The question on the minds of some political observers is whether Cochran, if he wins the general election in November, will maintain his bipartisan, biracial approach and remember the tens of thousands of new voters who helped him survive the tea party challenge. Rickey Cole, chair of the Mississippi Democratic Party, is skeptical.
“I don’t see [Cochran] changing a thing,” Cole told IBTimes. “He and his staff are part of the Mitch McConnell Republican machine. He’s going to vote with leader McConnell.”
Cochran appeared to be the perfect target for a tea party takedown: a six-term senator who ran a relatively sleepy campaign on the platform that he is an incumbent with 40 years of experience on his side.
“We did consider [the race] to be sort of the Alamo, and we knew if we were successful down here that the narrative would be a lot better heading into the fall and 2016,” Steve LaTourette, a former Ohio Republican congressman who is currently president of Main Street PAC, a group that supports moderate Republicans, including Cochran, told The Hill. “I don’t think [tea party candidates] have the ability to sneak up on people anymore.”
Already, the state is less conservative than many observers might assume. Cole said the first indication of Mississippi’s slow shift to the left -- its “watershed moment” -- came in 2011 when the state shot down an anti-abortion personhood amendment that would have dictated that life begins at fertilization.
Some analysts say the state will eventually become the first with a black majority population. At that point it will likely become solidly Democratic -- unless some Mississippi Republicans decide that Cochran's victory shows that the African-American vote can be wooed, and begin aggressively to court it.
How Democrats managed to tip the Republican primary election is rooted in Mississippi’s open primary law, which allows a voter, whether Democrat or Republican, to vote in any party’s primary, the only stipulation being that the voter must vote in the same party primary if there is a runoff.
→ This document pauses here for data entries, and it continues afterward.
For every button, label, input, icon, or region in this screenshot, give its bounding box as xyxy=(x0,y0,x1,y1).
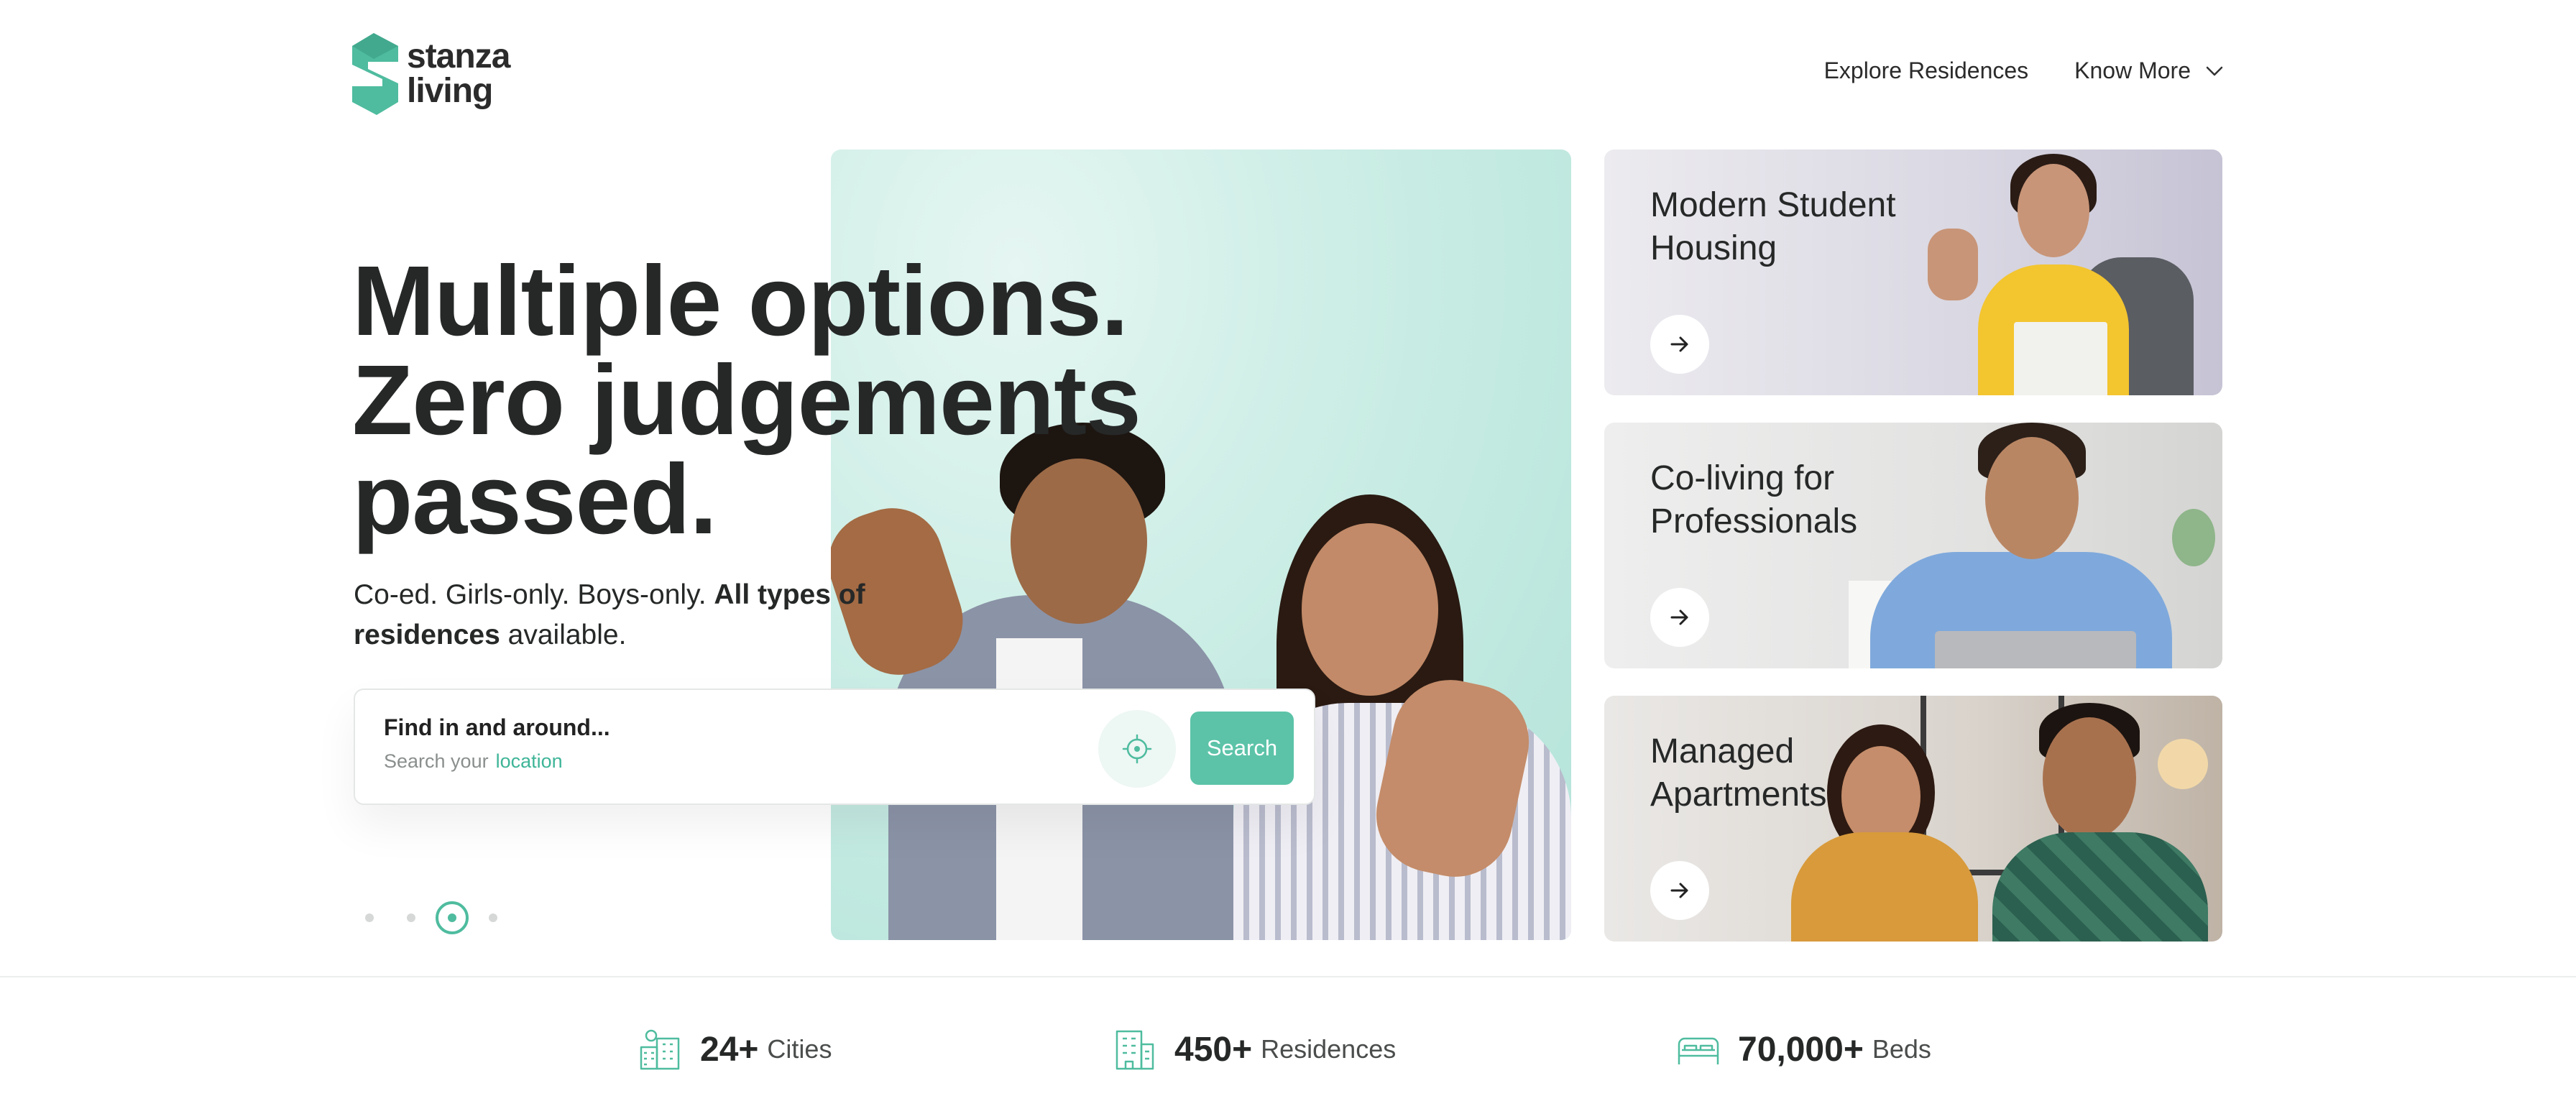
logo-text: stanza living xyxy=(407,40,510,109)
stat-beds-value: 70,000+ xyxy=(1738,1030,1864,1069)
logo-line-2: living xyxy=(407,72,493,110)
carousel-dot-2[interactable] xyxy=(407,913,415,922)
card-3-title-line-2: Apartments xyxy=(1650,775,1827,814)
headline-line-2: Zero judgements xyxy=(352,345,1141,456)
stat-beds: 70,000+ Beds xyxy=(1675,1021,1931,1078)
locate-me-button[interactable] xyxy=(1098,710,1176,788)
card-1-person-head xyxy=(2018,164,2089,257)
logo-line-1: stanza xyxy=(407,37,510,75)
search-input[interactable]: Search your location xyxy=(384,750,563,773)
main-nav: Explore Residences Know More xyxy=(1824,57,2225,84)
card-coliving-professionals[interactable]: Co-living for Professionals xyxy=(1604,423,2222,668)
stat-cities-label: Cities xyxy=(767,1034,832,1064)
card-3-arrow-button[interactable] xyxy=(1650,861,1709,920)
nav-know-more[interactable]: Know More xyxy=(2074,57,2225,84)
stat-residences-value: 450+ xyxy=(1174,1030,1253,1069)
location-search[interactable]: Find in and around... Search your locatio… xyxy=(354,689,1315,805)
chevron-down-icon xyxy=(2206,66,2223,75)
card-3-lamp xyxy=(2158,739,2208,789)
logo[interactable]: stanza living xyxy=(352,33,510,115)
nav-know-more-label: Know More xyxy=(2074,57,2191,83)
card-3-woman-head xyxy=(1841,746,1920,847)
bed-icon xyxy=(1678,1037,1719,1064)
carousel-dot-1[interactable] xyxy=(365,913,374,922)
stat-residences-label: Residences xyxy=(1261,1034,1397,1064)
card-3-title: Managed Apartments xyxy=(1650,730,1826,816)
card-2-title-line-1: Co-living for xyxy=(1650,459,1835,497)
card-1-title-line-1: Modern Student xyxy=(1650,186,1896,224)
crosshair-icon xyxy=(1122,734,1152,764)
stanza-logo-icon xyxy=(352,33,398,115)
stat-cities: 24+ Cities xyxy=(637,1021,832,1078)
search-button[interactable]: Search xyxy=(1190,712,1294,785)
card-2-laptop xyxy=(1935,631,2136,668)
card-2-title: Co-living for Professionals xyxy=(1650,457,1857,543)
card-3-woman-body xyxy=(1791,832,1978,942)
stat-beds-label: Beds xyxy=(1872,1034,1931,1064)
nav-explore-label: Explore Residences xyxy=(1823,57,2029,83)
card-2-person-head xyxy=(1985,437,2079,559)
card-2-plant xyxy=(2172,509,2215,566)
card-2-arrow-button[interactable] xyxy=(1650,588,1709,647)
carousel-dots xyxy=(365,901,497,934)
subline-text-1: Co-ed. Girls-only. Boys-only. xyxy=(354,579,714,610)
hero-subline: Co-ed. Girls-only. Boys-only. All types … xyxy=(354,575,886,655)
arrow-right-icon xyxy=(1670,883,1688,898)
headline-line-1: Multiple options. xyxy=(352,246,1128,356)
nav-explore-residences[interactable]: Explore Residences xyxy=(1824,57,2029,84)
subline-text-2: available. xyxy=(500,620,627,650)
site-header: stanza living Explore Residences Know Mo… xyxy=(0,0,2576,144)
card-3-man-head xyxy=(2043,717,2136,839)
carousel-dot-4[interactable] xyxy=(489,913,497,922)
card-managed-apartments[interactable]: Managed Apartments xyxy=(1604,696,2222,942)
card-1-title-line-2: Housing xyxy=(1650,229,1777,267)
arrow-right-icon xyxy=(1670,336,1688,352)
hero-person-2-head xyxy=(1302,523,1438,696)
stat-cities-value: 24+ xyxy=(700,1030,759,1069)
building-icon xyxy=(1116,1030,1154,1070)
hero-headline: Multiple options. Zero judgements passed… xyxy=(352,252,1141,549)
carousel-dot-3-active[interactable] xyxy=(436,901,469,934)
card-2-title-line-2: Professionals xyxy=(1650,502,1858,540)
search-placeholder-highlight: location xyxy=(495,750,563,772)
card-1-arrow-button[interactable] xyxy=(1650,315,1709,374)
card-1-books xyxy=(2014,322,2107,395)
headline-line-3: passed. xyxy=(352,444,717,555)
stat-residences: 450+ Residences xyxy=(1111,1021,1396,1078)
search-placeholder: Search your xyxy=(384,750,489,772)
card-student-housing[interactable]: Modern Student Housing xyxy=(1604,149,2222,395)
card-3-man-body xyxy=(1992,832,2208,942)
card-3-title-line-1: Managed xyxy=(1650,732,1795,770)
city-icon xyxy=(640,1029,680,1070)
card-1-title: Modern Student Housing xyxy=(1650,184,1896,270)
section-divider xyxy=(0,976,2576,977)
card-1-thumb xyxy=(1928,229,1978,300)
arrow-right-icon xyxy=(1670,609,1688,625)
search-title: Find in and around... xyxy=(384,714,610,740)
It would be illegal, for example, for Democrats who voted in the Democratic primary to switch to the Republican primary for the runoff.
In the three weeks since Mississippi’s first primary election, Cochran managed to grow his electorate by wooing Democrats in the most federally-dependent state in the U.S. with ads that highlighted his support for “our aerospace industry, shipbuilding, military bases, research and development and agricultural breakthroughs.”
Despite an aggressive campaign by Chris McDaniel, whose supporters included conservative heavyweights like Sarah Palin, Cochran’s approach worked.
According to recent polling, runoff turnout in the 24 counties with a majority black population was up almost 40 percent from the primary on June 3. In all other counties, turnout was up by less than 20 percent. In the 10 counties where Cochran’s numbers improved the most, blacks make up 69 percent or more of the population.
Cochran now faces a conservative Democratic opponent in the general election, Travis W. Childers, who served as the U.S. Representative for Mississippi's 1st congressional district from 2008 to 2011.
This month’s primaries were also the first election in which the state’s controversial voter ID law was in effect. The law require voters to present valid ID to have their vote count; if a voter shows up at the polls without an ID, they can still cast a vote, but that vote is not counted until he or she presents an ID. The voter has five days to do so from the time the initial vote is cast, so it’s too early to tell how many votes are still in limbo.
Cochran’s effort to woo black voters didn’t go unnoticed by McDaniel's tea party base, which warned that they would be scrutinizing Democratic voters who voted in the Republican primary. McDaniel has since indicated he will contest the election if irregularities are found.